A virus outbreak that began in China nearly three months ago has now infected more than 1,000 people in the United States according the World Health Organization (WHO). WHO declared the virus a "pandemic" during a news conference in Geneva on Wednesday. And somewhere hidden deep in each physician’s office, hospital, nursing home and Walmart pharmacy there is an employee scrambling to find the most appropriate diagnosis code for the latest national headline. Wait … What?
If this is a media blitz during a campaign year or a valid threat to our health and welfare the key connection lies between the task and the headline – in the source of the data. 1,000 people have been infected, based on data. Clinically the data is scientifically driven, but unless the Center for Disease Control (CDC), WHO, or any primary insurance company is willing to wade through each and every medical record and lab result, the source of the data comes down to a three to seven-character code. An ICD-10-CM code to be precise. In other words, the headline is really that 1,000 people have been treated within a medical facility and were assigned the diagnosis code associated with COVID-19. Is it possible that someone was treated and diagnosed, but “coded” as an unspecified virus?
It is easy to forget the power of the diagnosis code in the world of healthcare. Does it really matter if the patient’s neuropathy is assigned the code G62.9 (Polyneuropathy, unspecified) or E11.40 (Diabetic Neuropathy) or even G62.0 (Drug-induced polyneuropathy)?
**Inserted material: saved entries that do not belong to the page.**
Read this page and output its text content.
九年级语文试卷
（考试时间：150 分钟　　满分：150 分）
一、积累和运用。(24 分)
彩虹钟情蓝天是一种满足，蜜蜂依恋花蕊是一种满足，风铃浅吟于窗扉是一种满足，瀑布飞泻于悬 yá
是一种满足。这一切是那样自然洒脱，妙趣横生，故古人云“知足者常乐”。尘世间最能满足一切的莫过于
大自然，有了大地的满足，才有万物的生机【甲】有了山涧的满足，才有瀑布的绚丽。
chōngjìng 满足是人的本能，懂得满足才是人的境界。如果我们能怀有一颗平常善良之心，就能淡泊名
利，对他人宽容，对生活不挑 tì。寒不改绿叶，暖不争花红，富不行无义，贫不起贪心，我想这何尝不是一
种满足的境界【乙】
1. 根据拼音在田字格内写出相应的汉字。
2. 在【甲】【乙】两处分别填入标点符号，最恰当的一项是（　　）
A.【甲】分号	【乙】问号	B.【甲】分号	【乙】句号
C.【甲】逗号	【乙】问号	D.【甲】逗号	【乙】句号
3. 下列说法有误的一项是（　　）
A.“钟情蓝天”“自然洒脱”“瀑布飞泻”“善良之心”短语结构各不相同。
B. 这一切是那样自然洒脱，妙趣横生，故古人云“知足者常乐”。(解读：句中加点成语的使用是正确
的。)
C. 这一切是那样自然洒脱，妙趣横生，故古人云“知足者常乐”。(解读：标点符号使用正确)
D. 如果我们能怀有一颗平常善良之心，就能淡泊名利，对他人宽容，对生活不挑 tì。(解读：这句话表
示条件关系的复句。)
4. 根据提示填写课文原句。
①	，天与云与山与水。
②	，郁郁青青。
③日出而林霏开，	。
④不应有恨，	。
I suppose the office visit will be paid with any one of those three valid codes. But when that one claim is rolled into the insurance database that they share with the CDC in Atlanta which shares with WHO and statistics are used for persuasion, the devil is in the details.
In the United States, healthcare policy and reimbursement are framed around the term ‘medical necessity.’ Services are reimbursed when they are determined to meet, but not exceed the clinical needs of the patient. The patient with diabetic neuropathy and the patient with drug-induced polyneuropathy and metastatic malignancy are not the same. The course of treatment, resources needed for the best outcome may not be the same. Be cautious representing these two patients as being the same based on the diagnosis code(s) on the claim.
Defending the medical necessity of the services performed in any clinical setting relies on the accuracy of translating a clinical impression into a universal code set. This task frequently falls to a computer-assisted list of favorite codes. Be sure that you leverage all of the features your EHR offers to efficiently and accurately find the codes to define your patients. Just because the unspecified virus code is the easiest to find, doesn’t mean it is the best choice.